God sometimes I just want to keep myself in check. Never ever do I want a reader to walk away thinking this life…my life is easy. I mean losing weight is easy as hell. And here is the but…..there is always a but. In concept. In theory. In its idea it is easy. But the making it happen is hard. We complicate it. I complicate it. I bring to my healthy table years of bodily abuse. An emotional human being that uses food to connect with herself and others.
Today a student and I ran through all the foods we loved. I admitted. I am hungry. I felt mad and deprived. But the worst feeling of all was the thought going through my head. You are fat. You will always be fat. I sometimes wonder why I care so much? My girls love me for who I am not what they see. They see my daily struggles. My husband loves me so why do I make it so hard. It is hard because it isn’t about them. It is about me. It has never been about others…it has always been about me.
Then I remember the story I accidentally told my girls last week. The one where I admitted to my two older ones that as a junior in high school I “flirted with bulimia”. It was one of those moments where your mind leaves your body and tries to tell you stop, but by then it was too late. I giggled it off and told them my story of hiding puke throughout my bedroom. I made it seem like no big deal, but I went to bed and chastised my foolishness because nothing about the phrase “flirted with bulimia” is never not a big deal. My fears went from I gave them an idea then to my own doubt that I didn’t give the topic the seriousness it deserves.
I want a mom do-over. I am honest with my girls, brutally honest sometimes. I just feel like I want to talk to them about the things I wanted to talk about when I was younger. That girl “flirting” with an eating disorder was clearly crying out, so before they can I hope to at least let them know why I did this and we can talk about it. However, before that can happen I have to be brutally honest with myself.

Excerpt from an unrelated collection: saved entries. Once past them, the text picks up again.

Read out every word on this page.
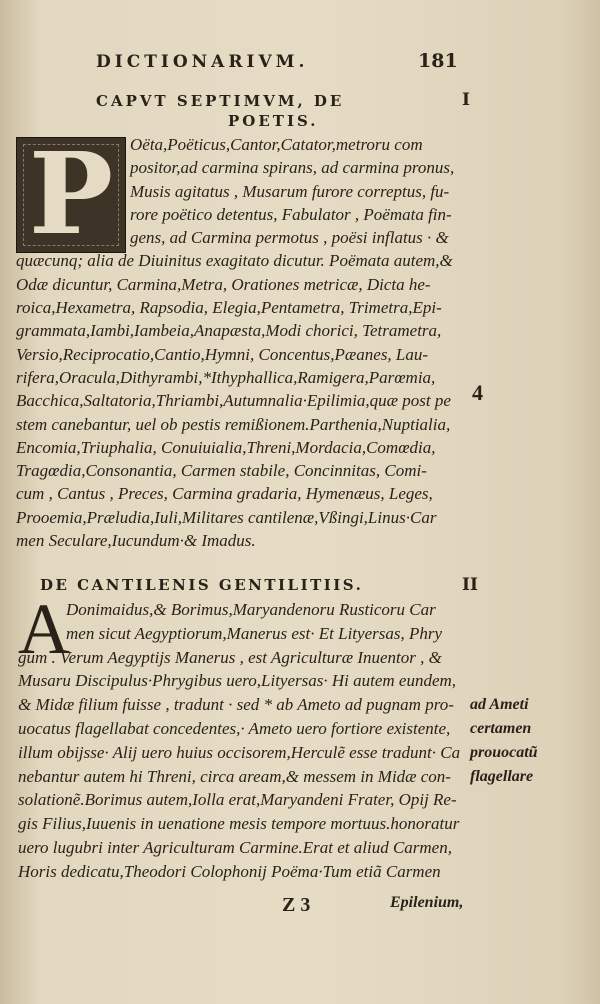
DICTIONARIVM.	181
CAPVT SEPTIMVM, DE	I
POETIS.
P Oëta,Poëticus,Cantor,Catator,metroru com
positor,ad carmina spirans, ad carmina pronus,
Musis agitatus , Musarum furore correptus, fu-
rore poëtico detentus, Fabulator , Poëmata fin-
gens, ad Carmina permotus , poësi inflatus · &
quæcunq; alia de Diuinitus exagitato dicutur. Poëmata autem,&
Odæ dicuntur, Carmina,Metra, Orationes metricæ, Dicta he-
roica,Hexametra, Rapsodia, Elegia,Pentametra, Trimetra,Epi-
grammata,Iambi,Iambeia,Anapæsta,Modi chorici, Tetrametra,
Versio,Reciprocatio,Cantio,Hymni, Concentus,Pæanes, Lau-
rifera,Oracula,Dithyrambi,*Ithyphallica,Ramigera,Parœmia,
Bacchica,Saltatoria,Thriambi,Autumnalia·Epilimia,quæ post pe
stem canebantur, uel ob pestis remißionem.Parthenia,Nuptialia,
Encomia,Triuphalia, Conuiuialia,Threni,Mordacia,Comœdia,
Tragœdia,Consonantia, Carmen stabile, Concinnitas, Comi-
cum , Cantus , Preces, Carmina gradaria, Hymenæus, Leges,
Prooemia,Præludia,Iuli,Militares cantilenæ,Vßingi,Linus·Car
men Seculare,Iucundum·& Imadus.
4
DE CANTILENIS GENTILITIIS.	II
A
Donimaidus,& Borimus,Maryandenoru Rusticoru Car
men sicut Aegyptiorum,Manerus est· Et Lityersas, Phry
gum . Verum Aegyptijs Manerus , est Agriculturæ Inuentor , &
Musaru Discipulus·Phrygibus uero,Lityersas· Hi autem eundem,
& Midæ filium fuisse , tradunt · sed * ab Ameto ad pugnam pro-
uocatus flagellabat concedentes,· Ameto uero fortiore existente,
illum obijsse· Alij uero huius occisorem,Herculẽ esse tradunt· Ca
nebantur autem hi Threni, circa aream,& messem in Midæ con-
solationẽ.Borimus autem,Iolla erat,Maryandeni Frater, Opij Re-
gis Filius,Iuuenis in uenatione mesis tempore mortuus.honoratur
uero lugubri inter Agriculturam Carmine.Erat et aliud Carmen,
Horis dedicatu,Theodori Colophonij Poëma·Tum etiã Carmen
ad Ameti
certamen
prouocatũ
flagellare
Z 3	Epilenium,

I went on Spring Break in my junior year and my most beautiful beloved best friend and I wore our bikini’s proudly. We came back with rolls of pictures to be developed. My size 2 body was bloated apparently because I overheard a popular boy I was currently “dating” tell someone he was worried about me getting fat and he wished he picked my friend. He never knew I heard him. But I heard him and what happened next was three weeks of binge and purge. I was truthfully fearful of how much power I felt I had in that moment when I could eat and then throw it up.
Thankfully, one date with him and he drooled everywhere (and no I am not joking) the germs grossed me out so bad from the drool that I never went out with him again. But his voice did its damage. So after thinking about that this weekend and my reasoning for allowing myself to remain where I am weight wise is always, “Well he is okay with it or they are okay with it.” I can see the flaw in my own body image thinking.
See this is the easy part….I have to be okay with it. I have to not give anyone that kind of power in my life or over me…even the people I love most on this planet. I didn’t flirt with an eating disorder. I flirted with absolute danger. It isn’t funny and it isn’t a story you tell your kids in passing. I need to correct it.
I still struggle you guys. I am struggling. The exercise is never the issue. I love it and I do it every day except for my faithful one rest day. But the eating isn’t always easy. Some days aren’t a struggle and other days all I can think about is what to eat next. You will not find perfection here. In fact, two weeks ago I was so gun-ho to tackle this last ten pounds. I did amazing and then I didn’t.
The wreck for me is my sleep and my own self doubt. When my sleep gets disrupted it all goes to hell in a hand basket. Then add in my own doubt and ability and anger that I even feel like I have to lose the 10lbs and it is a recipe for a mess. I am not gonna lie usually I refuse to beat myself up for the lapses, but the reality is that isn’t the case this time. I have been so damn hard on myself. Today when I was running all I could think of was how my fat jiggled or checking constantly to see if my clothes are too tight or I have gained. This behavior is just as dangerous as that junior puking in her bedroom.
But again my flaw is I worry so much about how I look on the outside to others. Never once did I think about how good I felt on the inside. The smile I had. The way I felt running and how far I have come as a runner, and I didn’t think about being proud of myself for the work I was putting in. Instead, I was in utter panic to tear myself down and all to eager to whisper worthlessness into my own ears.
So yea I am broken people. We are all broken. We spend so much of our lives finding others to put us back together when really all we need is to see we can put ourselves back together. That doesn’t require a number on the scale, a healthy salad for every meal, a sweat session that burns 350 calories every day. It doesn’t require anything from us other than to accept ourselves and love ourselves. It is simple….yet utterly complicated.
I know and hear over and over again it takes persistence, consistency and showing up every day. I just keep trying to remind myself that sometimes showing up every damn day may just mean the simple act of not hating what you see in the mirror that day and deciding to face the world.
What it does take though is a whole lotta love, grace and forgiveness.